Reportagem publicada pelo Metrópoles nesta quarta-feira (5) informa que pessoas envolvidas na campanha eleitoral no Maranhão afirmam não haver, neste momento, qualquer perspectiva de mudança na candidatura, mesmo diante de novos desdobramentos da Operação Sem Desconto.
Segundo o veículo, interlocutores avaliam que uma eventual substituição dependeria de uma ampla articulação entre partidos e lideranças da base, sobretudo pelo fato de Weverton ter sido escolhido pelo presidente Luiz Inácio Lula da Silva para disputar a reeleição ao Senado.
A reportagem relembra ainda que, em fase anterior da investigação, a Polícia Federal chegou a pedir a prisão do senador, medida rejeitada pela Procuradoria-Geral da República (PGR) e pelo Supremo Tribunal Federal (STF).

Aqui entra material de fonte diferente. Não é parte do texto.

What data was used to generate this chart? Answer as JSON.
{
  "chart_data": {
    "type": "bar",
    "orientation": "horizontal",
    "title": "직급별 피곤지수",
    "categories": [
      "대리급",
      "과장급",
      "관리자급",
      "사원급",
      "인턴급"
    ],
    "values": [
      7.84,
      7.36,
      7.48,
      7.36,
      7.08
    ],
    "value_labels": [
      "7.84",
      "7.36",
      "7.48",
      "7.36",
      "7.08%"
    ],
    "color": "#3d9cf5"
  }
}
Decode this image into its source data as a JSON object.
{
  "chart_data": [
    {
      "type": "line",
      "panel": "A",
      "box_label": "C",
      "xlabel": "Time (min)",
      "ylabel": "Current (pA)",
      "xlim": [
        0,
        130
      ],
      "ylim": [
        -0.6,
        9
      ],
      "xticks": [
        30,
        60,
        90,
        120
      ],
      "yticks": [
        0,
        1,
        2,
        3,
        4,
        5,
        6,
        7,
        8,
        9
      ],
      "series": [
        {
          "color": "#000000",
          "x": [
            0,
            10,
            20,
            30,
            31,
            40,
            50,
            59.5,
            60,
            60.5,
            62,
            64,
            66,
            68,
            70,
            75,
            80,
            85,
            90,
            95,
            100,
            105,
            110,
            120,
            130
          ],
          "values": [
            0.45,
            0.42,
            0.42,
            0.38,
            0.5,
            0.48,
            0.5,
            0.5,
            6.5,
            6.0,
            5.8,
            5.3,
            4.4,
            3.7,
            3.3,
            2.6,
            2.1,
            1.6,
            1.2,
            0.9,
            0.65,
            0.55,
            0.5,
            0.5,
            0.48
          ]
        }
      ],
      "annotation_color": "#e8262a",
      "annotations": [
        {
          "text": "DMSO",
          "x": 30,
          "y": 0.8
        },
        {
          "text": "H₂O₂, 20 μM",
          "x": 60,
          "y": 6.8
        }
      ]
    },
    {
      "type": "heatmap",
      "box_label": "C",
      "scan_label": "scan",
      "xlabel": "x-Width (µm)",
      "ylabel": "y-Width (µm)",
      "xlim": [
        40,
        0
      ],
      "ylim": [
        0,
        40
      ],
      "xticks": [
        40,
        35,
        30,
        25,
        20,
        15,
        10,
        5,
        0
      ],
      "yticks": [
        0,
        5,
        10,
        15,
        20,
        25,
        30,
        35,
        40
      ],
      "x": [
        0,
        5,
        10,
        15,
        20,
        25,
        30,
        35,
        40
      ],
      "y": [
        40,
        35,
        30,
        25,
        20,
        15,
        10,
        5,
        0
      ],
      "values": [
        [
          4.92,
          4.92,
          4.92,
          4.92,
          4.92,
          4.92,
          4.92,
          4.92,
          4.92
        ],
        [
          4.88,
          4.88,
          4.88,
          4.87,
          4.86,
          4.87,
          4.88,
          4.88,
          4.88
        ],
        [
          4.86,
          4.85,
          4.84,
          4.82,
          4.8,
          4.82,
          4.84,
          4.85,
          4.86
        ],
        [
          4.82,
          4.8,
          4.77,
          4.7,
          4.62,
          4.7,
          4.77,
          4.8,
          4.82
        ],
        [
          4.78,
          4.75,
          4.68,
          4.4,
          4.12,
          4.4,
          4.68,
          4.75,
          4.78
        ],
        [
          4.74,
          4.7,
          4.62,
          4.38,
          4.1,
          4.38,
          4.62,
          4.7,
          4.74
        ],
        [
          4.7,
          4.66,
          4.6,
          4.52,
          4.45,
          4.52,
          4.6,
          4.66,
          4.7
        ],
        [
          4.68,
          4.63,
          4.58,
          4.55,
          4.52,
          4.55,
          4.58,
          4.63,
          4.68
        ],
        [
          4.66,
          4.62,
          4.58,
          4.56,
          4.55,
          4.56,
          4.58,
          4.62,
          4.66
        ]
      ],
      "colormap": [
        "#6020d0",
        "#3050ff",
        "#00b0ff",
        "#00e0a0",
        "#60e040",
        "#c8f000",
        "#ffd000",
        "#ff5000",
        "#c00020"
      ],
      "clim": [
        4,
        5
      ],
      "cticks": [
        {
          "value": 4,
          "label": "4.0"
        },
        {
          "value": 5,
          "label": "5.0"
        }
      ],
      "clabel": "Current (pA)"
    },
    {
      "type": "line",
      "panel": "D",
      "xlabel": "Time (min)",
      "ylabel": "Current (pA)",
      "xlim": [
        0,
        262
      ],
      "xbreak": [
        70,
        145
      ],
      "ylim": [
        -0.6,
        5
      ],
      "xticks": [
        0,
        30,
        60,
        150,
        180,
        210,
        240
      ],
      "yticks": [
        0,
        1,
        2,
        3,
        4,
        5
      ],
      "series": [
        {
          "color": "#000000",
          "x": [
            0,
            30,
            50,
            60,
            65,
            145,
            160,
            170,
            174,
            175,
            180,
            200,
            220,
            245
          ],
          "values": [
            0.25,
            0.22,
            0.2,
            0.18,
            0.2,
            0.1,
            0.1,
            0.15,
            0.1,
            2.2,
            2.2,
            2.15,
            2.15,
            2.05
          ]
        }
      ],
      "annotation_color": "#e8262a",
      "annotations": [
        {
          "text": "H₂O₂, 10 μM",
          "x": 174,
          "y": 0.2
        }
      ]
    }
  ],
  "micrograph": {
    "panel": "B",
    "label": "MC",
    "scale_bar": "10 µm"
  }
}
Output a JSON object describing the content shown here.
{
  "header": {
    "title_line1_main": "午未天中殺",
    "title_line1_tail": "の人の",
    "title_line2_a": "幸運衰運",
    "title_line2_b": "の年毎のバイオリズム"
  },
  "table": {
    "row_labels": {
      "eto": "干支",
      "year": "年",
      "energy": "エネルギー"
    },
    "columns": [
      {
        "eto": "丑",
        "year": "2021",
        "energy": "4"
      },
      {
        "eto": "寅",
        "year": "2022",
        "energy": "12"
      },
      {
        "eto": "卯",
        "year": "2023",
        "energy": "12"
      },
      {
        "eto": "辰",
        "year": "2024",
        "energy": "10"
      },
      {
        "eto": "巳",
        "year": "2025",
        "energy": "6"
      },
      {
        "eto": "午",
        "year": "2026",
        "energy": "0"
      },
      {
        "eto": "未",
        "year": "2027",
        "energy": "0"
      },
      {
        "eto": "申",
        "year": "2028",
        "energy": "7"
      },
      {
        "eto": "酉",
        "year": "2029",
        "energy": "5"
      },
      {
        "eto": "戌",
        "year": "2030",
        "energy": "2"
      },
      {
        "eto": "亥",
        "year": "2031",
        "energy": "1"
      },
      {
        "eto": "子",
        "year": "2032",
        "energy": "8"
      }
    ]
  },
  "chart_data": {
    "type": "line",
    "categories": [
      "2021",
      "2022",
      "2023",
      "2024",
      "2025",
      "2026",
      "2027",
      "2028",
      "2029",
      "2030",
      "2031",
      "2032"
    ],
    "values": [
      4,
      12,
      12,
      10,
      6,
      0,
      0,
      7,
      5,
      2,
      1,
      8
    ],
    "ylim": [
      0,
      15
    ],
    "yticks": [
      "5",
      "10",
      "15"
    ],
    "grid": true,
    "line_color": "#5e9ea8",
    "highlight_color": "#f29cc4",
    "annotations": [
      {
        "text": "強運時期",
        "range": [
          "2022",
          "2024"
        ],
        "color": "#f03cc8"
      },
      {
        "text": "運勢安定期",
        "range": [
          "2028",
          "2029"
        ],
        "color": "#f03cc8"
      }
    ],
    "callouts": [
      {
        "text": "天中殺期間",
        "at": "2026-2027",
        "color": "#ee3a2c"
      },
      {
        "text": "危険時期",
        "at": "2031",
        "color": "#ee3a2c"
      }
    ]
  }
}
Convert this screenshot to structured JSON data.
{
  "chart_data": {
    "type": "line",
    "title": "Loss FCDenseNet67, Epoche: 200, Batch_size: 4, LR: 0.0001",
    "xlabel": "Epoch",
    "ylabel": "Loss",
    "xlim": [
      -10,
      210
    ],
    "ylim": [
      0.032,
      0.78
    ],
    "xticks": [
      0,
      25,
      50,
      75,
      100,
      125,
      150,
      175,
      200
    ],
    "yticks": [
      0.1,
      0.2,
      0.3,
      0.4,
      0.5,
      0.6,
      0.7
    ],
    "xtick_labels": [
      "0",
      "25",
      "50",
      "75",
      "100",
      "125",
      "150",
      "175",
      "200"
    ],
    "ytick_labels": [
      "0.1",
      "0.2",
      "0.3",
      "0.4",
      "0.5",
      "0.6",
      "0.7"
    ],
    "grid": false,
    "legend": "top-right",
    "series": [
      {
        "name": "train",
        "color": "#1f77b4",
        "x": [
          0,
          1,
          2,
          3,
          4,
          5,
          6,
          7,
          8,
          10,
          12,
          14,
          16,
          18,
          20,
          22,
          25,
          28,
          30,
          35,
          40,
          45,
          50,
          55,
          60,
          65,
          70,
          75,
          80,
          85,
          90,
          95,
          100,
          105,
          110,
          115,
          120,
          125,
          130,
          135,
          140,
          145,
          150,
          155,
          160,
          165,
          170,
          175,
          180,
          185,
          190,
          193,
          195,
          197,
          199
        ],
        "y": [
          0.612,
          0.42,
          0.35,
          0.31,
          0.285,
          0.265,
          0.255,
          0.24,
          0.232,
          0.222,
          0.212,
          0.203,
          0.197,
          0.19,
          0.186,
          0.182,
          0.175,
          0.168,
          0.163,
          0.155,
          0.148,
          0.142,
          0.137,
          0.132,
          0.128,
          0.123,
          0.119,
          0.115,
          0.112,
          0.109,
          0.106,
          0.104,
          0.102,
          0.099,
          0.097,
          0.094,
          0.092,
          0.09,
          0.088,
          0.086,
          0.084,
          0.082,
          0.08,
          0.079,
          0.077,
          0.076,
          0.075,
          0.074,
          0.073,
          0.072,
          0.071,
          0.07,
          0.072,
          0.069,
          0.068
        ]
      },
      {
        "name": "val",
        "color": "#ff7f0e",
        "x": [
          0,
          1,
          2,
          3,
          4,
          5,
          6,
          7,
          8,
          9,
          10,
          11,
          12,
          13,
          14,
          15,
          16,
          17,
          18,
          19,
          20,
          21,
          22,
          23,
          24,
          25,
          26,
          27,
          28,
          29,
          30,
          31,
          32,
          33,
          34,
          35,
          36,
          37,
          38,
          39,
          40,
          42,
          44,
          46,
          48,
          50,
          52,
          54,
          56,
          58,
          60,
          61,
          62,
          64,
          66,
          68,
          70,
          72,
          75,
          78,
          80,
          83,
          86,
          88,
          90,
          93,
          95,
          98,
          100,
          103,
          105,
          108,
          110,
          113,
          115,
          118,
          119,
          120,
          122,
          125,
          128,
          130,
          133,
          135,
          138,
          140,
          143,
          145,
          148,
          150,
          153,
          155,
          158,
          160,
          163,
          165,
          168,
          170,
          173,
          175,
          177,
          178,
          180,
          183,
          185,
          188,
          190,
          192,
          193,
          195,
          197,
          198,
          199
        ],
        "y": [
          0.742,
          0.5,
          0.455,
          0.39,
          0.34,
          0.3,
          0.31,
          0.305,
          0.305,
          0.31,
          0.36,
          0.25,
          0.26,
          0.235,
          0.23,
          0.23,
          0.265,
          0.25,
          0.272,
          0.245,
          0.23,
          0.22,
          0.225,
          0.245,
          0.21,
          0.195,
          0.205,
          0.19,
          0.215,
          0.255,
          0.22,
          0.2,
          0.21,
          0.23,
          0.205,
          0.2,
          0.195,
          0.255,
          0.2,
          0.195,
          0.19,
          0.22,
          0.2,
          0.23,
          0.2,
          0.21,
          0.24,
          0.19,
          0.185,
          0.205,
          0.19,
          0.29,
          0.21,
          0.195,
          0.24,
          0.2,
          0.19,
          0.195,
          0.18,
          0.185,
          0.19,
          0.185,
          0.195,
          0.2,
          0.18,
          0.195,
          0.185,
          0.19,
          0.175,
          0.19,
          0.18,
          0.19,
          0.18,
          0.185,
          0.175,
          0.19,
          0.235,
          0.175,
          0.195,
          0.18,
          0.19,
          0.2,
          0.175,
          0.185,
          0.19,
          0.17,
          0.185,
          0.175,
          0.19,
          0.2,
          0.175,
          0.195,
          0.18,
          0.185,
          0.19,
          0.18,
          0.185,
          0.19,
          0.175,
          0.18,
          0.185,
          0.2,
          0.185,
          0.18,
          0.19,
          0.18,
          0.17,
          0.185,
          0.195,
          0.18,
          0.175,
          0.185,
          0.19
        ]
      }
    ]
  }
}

Na prática, a permanência de Weverton mantém em aberto uma disputa interna na chapa governista ao Senado. Além do pedetista, integram o grupo a ex-governadora Roseana Sarney (MDB) e o médico e ex-prefeito de Santa Rita, Hilton Gonçalo (Mobiliza), três nomes para duas vagas. Nesse cenário, uma eventual mudança na candidatura reconfiguraria a composição da chapa e reduziria a pressão política sobre o grupo liderado pela família Brandão na definição dos espaços eleitorais.